彼女のような人が、二つの理由で投票することができなかった時代。
その理由は、女性であるということと、肌の色だった。

今夜私は、米国の1世紀の間に彼女が見てきたすべてのことに思いをはせる。
その心痛と希望、戦いと進展、「我々にはできない」と言われていた時代、
そして米国の信念を断行した人々のこと。
そう、「我々にはできる」ということを。

女性が声を上げられず、希望が打ち砕かれた時代を彼女は生き抜き、
女性が立ち上がって声を上げ、投票によって自分たちの声を
届けようとする姿を見た。
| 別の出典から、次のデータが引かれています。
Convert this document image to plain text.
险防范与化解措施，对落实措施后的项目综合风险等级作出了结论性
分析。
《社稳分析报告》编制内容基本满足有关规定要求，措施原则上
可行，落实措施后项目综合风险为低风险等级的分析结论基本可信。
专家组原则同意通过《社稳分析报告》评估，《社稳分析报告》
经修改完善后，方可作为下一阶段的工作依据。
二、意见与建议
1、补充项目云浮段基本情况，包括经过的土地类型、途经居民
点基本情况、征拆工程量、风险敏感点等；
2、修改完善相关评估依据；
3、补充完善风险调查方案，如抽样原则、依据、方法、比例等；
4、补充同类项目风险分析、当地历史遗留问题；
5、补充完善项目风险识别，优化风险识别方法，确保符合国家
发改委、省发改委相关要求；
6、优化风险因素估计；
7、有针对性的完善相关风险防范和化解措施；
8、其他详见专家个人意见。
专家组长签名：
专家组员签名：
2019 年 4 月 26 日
そう、我々にはできる。

彼女は、(1930年代に米国を襲った)砂嵐や、大恐慌(1929~)で
国中が絶望した時にも、ニューディール政策で新たな雇用や
新たな共通の目標を作り出し、国が恐怖に打ち勝つ姿を見てきた。
そう、我々にはできる。

爆弾が我々の湾に落ち、専制政治が世界を脅かしたが、
ある世代が立ち上がり、民主主義が守られるのを彼女は目撃した。
そう、我々にはできる。

(黒人解放の契機となったアラバマ州)モンゴメリのバス(ボイコット運動)も、
(警察がデモ隊を消火ホースによる散水で抑圧しようとした同州)バーミンガムも、
(参政権を求める黒人が州警察などに暴行を受けた同州)セルマの橋も、
彼女は知っている。
アトランタから来た(キング)牧師の、「我々は勝利する」という言葉も彼女は聞いた。
そう、我々にはできる。

人類が月に到達し、ベルリンの壁が崩壊し、
世界は我々の科学と想像力によって結ばれた。
そして今年、この選挙で、彼女は(電子投票機の)画面に指が届き、1票を投じた。
なぜなら106年後の米国で、一番良い時と一番悪い時を通じ、
米国は変われると知っているからだ。
そう、我々にはできる。

アメリカよ、私たちはここまで来た。多くのものを見てきた。
しかし、やるべきことはまだたくさんある。
だから今夜、自分たちに問いかけよう。
我々の子どもたちが来世紀を見、私の娘たちがアン・ニクソン・クーパーさんの
ように長生き出来たら、彼女らはどんな変革を見るだろうか。
我々は、どんな進歩を遂げているだろうか。
今は、その問いに答える機会だ。
これは私たちの瞬間だ。

人々を仕事場へと戻し、子どもたちのための機会の扉を開ける時だ。
繁栄を取り戻し、平和の大義を促進し、アメリカンドリームを再生し、
我々は一つであり、息をするように希望を持つのだという
基本的な真実を再確認する時だ。
我々にはできっこないと皮肉を言い、疑う人に出会ったら、
人々の精神を集めた不朽の教義で答えよう、「我々にはできる」と。

ありがとう。
あなたたちに神の加護がありますように。
そして、アメリカ合衆国に神の加護がありますように。